HOW SUPPLIED/STORAGE AND HANDLING
| Strength | Description | Package Size and Type | NDC Number |
|---|---|---|---|
| 14 mg | Size 4 hard gelatin capsule with white body and orange cap with black print “DCV14”, packed in oPA-film/ aluminum foil /PVC-film blisters with push-through aluminum foil lidding. | Each carton contains one child-resistant blister pack containing 8 capsules (four-week supply) | 73207-302-40 |
| 20 mg | Size 2 hard gelatin capsule with white body and yellow cap with black print “DCV20”, packed in oPA-film/ aluminum foil /PVC-film blisters with push-through aluminum foil lidding. | Each carton contains one child-resistant blister pack containing 8 capsules (four-week supply) | 73207-303-40 |
| 30 mg | Size 1 hard gelatin capsule with white body and light blue cap with black print “DCV30”, packed in oPA-film/ aluminum foil /PVC-film blisters with push-through aluminum foil lidding. | Each carton contains one child-resistant blister pack containing 8 capsules (four-week supply) | 73207-304-40 |
Store at controlled room temperature 20°C to 25°C (68°F to 77°F); excursions permitted to 15°C to 30°C (59°F to 86°F) [See USP Controlled Room Temperature].

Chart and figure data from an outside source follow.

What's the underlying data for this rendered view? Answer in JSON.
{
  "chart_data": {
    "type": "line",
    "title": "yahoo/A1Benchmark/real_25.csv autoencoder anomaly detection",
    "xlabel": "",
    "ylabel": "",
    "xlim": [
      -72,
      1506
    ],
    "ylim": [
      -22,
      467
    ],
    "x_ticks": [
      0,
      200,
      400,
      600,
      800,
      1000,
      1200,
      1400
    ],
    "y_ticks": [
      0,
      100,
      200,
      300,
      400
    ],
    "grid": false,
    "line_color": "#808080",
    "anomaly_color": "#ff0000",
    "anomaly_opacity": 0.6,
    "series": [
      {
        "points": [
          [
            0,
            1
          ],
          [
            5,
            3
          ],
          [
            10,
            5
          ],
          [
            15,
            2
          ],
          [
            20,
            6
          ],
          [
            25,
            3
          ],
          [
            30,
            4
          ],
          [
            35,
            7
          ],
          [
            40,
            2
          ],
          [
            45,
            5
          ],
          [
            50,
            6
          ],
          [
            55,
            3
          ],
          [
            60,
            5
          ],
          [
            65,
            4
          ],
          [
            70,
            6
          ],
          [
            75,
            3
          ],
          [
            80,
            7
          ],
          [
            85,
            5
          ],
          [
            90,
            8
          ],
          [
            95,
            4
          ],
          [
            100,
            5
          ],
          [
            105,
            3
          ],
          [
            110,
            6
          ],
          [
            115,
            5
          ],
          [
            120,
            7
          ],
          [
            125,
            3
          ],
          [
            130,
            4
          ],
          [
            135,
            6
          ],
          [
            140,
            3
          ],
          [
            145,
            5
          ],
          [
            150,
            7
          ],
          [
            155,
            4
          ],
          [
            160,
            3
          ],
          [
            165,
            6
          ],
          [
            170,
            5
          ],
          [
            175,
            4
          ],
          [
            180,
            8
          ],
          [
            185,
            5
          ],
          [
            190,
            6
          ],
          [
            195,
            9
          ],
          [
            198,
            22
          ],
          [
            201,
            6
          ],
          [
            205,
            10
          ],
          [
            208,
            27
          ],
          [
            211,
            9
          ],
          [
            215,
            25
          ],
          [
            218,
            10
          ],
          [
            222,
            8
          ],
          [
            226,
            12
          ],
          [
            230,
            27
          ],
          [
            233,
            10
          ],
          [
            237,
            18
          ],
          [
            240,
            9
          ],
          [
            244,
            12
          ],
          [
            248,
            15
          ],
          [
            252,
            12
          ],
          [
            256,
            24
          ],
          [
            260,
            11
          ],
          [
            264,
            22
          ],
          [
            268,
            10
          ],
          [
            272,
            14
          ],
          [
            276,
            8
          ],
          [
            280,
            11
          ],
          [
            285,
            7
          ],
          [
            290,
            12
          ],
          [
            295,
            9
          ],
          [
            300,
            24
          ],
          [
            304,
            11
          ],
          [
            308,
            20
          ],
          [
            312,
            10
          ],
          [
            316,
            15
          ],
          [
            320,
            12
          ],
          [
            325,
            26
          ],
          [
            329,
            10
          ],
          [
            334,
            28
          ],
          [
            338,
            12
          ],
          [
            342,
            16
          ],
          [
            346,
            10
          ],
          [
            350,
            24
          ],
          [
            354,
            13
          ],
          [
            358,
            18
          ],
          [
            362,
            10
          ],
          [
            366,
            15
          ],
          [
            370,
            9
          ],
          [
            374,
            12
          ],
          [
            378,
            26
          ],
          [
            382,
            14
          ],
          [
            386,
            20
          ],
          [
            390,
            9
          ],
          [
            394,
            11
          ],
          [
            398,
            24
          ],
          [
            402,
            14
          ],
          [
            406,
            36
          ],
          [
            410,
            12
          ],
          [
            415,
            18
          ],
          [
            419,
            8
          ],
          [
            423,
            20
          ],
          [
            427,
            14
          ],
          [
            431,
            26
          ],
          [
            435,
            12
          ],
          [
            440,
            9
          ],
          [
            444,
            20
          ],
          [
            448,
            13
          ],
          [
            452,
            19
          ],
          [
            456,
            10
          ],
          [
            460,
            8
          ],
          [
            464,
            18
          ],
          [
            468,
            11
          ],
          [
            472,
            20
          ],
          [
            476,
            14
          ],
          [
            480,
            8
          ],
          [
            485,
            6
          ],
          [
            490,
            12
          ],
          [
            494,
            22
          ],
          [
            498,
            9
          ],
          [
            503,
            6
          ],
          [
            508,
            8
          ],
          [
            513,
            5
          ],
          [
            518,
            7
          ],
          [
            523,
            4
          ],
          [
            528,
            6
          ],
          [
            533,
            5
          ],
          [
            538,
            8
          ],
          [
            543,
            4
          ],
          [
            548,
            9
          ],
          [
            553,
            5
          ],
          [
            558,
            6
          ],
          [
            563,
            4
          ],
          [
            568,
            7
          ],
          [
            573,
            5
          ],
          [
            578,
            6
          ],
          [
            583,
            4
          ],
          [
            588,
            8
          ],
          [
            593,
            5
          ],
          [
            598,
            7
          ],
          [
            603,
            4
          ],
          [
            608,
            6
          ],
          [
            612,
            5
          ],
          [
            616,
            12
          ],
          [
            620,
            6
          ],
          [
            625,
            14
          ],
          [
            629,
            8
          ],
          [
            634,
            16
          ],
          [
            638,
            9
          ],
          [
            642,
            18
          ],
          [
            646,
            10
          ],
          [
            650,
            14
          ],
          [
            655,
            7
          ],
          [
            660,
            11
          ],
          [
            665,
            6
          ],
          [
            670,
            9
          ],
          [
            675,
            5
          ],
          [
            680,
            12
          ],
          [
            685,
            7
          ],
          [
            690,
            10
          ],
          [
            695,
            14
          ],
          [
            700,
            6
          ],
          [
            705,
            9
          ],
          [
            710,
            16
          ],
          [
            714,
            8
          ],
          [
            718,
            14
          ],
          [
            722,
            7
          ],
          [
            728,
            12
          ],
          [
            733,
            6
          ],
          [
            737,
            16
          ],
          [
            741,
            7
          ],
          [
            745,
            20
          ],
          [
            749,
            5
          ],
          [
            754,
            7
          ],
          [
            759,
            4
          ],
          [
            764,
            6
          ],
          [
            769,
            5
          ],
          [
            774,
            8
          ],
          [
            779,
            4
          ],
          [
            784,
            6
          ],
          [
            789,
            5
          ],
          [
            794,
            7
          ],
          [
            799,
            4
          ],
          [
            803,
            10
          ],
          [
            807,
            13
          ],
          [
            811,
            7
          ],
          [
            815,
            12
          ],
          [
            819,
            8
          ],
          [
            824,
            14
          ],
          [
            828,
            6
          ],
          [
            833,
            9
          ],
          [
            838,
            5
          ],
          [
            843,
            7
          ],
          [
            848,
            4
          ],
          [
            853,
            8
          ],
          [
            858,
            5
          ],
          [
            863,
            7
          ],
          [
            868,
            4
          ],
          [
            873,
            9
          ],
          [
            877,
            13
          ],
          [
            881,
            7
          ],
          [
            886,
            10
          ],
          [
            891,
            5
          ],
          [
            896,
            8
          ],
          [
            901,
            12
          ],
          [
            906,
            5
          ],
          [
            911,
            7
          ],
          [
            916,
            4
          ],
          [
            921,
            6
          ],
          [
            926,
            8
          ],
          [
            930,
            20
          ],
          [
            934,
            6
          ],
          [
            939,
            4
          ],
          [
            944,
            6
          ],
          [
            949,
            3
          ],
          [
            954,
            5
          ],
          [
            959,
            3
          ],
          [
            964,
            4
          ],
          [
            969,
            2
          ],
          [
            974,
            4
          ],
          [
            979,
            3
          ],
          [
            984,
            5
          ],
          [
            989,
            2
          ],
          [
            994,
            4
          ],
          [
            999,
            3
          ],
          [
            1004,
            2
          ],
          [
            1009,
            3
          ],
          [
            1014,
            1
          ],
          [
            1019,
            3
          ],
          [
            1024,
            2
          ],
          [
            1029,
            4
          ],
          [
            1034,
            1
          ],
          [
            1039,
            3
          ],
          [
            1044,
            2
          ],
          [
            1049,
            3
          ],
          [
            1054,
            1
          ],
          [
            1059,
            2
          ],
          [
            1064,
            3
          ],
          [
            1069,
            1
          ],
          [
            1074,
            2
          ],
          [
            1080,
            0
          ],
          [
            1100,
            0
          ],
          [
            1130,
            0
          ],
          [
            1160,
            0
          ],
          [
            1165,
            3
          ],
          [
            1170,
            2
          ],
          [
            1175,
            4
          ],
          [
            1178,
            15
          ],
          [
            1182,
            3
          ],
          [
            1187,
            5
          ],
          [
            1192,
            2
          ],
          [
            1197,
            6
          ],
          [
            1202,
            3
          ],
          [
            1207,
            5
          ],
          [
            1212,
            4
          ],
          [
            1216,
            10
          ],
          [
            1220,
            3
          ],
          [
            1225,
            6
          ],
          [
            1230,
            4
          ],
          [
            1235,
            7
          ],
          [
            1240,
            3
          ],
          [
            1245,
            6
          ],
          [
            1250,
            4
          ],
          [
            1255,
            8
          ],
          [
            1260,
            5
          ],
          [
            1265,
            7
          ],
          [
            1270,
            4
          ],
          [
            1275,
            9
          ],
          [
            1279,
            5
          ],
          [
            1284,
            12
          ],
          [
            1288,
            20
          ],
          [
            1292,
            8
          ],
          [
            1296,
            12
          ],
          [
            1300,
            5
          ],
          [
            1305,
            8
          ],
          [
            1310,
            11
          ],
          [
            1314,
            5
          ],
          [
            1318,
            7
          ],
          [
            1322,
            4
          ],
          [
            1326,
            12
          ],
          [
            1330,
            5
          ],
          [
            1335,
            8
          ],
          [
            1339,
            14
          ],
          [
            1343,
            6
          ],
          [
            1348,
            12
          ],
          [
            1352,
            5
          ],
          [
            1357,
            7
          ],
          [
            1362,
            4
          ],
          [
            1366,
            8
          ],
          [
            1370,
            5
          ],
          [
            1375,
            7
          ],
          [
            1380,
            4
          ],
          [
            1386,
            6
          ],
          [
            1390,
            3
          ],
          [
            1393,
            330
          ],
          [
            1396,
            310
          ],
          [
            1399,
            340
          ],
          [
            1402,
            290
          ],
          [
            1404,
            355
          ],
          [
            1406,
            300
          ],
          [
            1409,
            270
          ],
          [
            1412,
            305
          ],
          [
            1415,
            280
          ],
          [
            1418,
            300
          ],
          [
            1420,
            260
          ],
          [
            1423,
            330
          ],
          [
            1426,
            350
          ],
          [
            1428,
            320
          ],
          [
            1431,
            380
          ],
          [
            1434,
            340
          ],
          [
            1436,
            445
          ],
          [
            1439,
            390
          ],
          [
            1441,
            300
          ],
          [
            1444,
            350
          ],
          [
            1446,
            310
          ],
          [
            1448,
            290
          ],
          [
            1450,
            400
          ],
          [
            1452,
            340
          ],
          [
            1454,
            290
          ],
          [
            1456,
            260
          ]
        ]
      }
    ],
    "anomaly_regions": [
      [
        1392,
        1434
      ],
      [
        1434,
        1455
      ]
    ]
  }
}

Store capsules in their original blister packs until ready to be taken. Do not store ROMVIMZA in another container.
Mechanism of Action
Vimseltinib is a kinase inhibitor that inhibits colony-stimulating factor 1 receptor (CSF1R). In vitro, vimseltinib inhibited CSF1R autophosphorylation, signaling induced by CSF1 ligand binding, and proliferation of cells expressing CSF1R.